For all the talk of leadership around the Giants – courtesy of general manager Dave Gettleman’s theory that culture trumps talent – this will be a way to judge if the message got across to a young team.
Giants rookies have played 2,907 snaps this season, according to ESPN. That’s nearly 500 more than the next-closest team (Jaguars with 2,418) through Week 8. The Giants ranked in the top 10 in rookie snap counts each of the previous two seasons, too.
So, are they listening?
“If you have a team that can get in the room and the leaders can stand up and be really, really honest and everybody can take criticisms, then they can be very constructive,” McFarland said.
“If you have a team that no one respects the leaders and it’s going to be a bunch of B.S., then players-only meetings can be a detriment.”
The Giants have lost five straight meetings and 10 of 13 against the Cowboys.
McFarland was with the Buccaneers when they were 0-21 in franchise history in games played outdoors with temperatures below 40 degrees. It was a streak that pre-dated his birth, let alone his career.
“That sounds good and that’s a great statistic, but you know what actually matters of those  games when the temperature was below 40 we lost? None of them,” McFarland said.
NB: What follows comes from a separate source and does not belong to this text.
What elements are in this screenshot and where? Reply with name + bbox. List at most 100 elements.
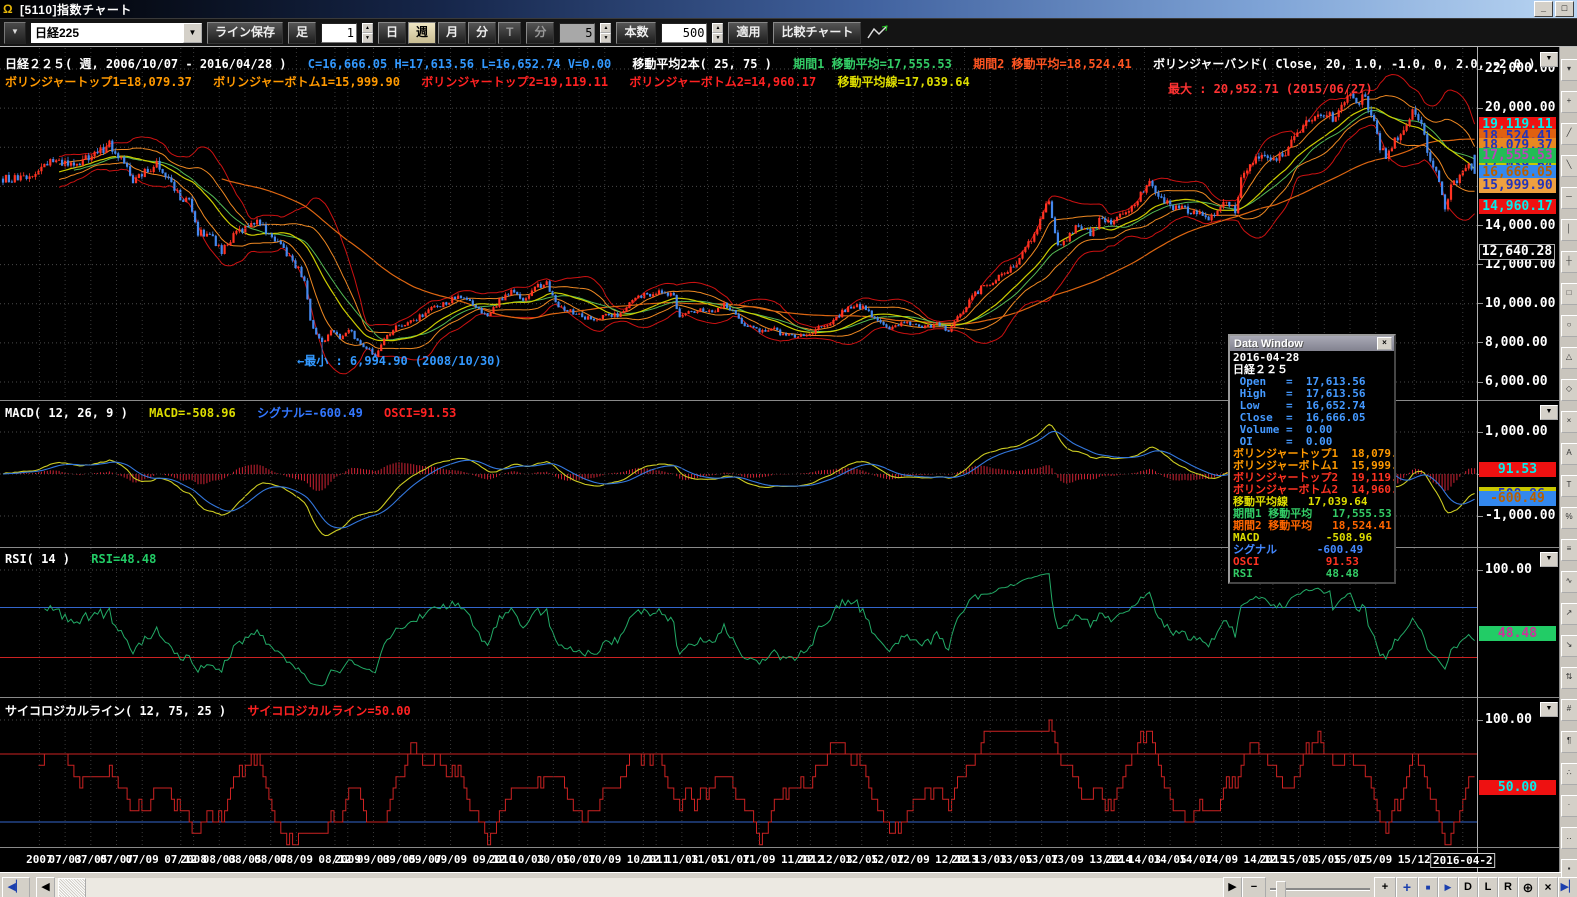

“It’s not as if the [Giants] players are going to step on the field and be like, ‘I don’t know if we can play tonight because we lost five in a row [to the Cowboys].’ Do coaches use that as a rallying cry, like, we haven’t beaten this team in forever? Sure. But they know just like we know that it really doesn’t matter.”
It is unclear if any of the Giants or Cowboys will be mic’d up on Monday Night Football.
Giants coach Pat Shurmur said he would prefer his players are not and quarterback Daniel Jones is on board. Cowboys coach Jason Garrett sounds more open to it – and tight end Jason Witten is a strong candidate considering he was part of ESPN’s Monday Night Football broadcast booth last season.
The Dolphins and Steelers both declined to participate last week, after Sam Darnold was embarrassed two weeks ago. The Jets quarterback was caught saying he was “seeing ghosts” in response to the Patriots’ aggressive blitz packages.
NFL Films is supposed to review sound clips and clear them for ESPN with an understanding that nothing damaging to a player’s reputation will be aired.
“I remember when I was a fan of the game kind of sitting at home … any time you can take the fans behind the scenes and give them information they can’t otherwise normally get, I think that’s pretty cool,” McFarland said. “I think it adds that element to the broadcast.”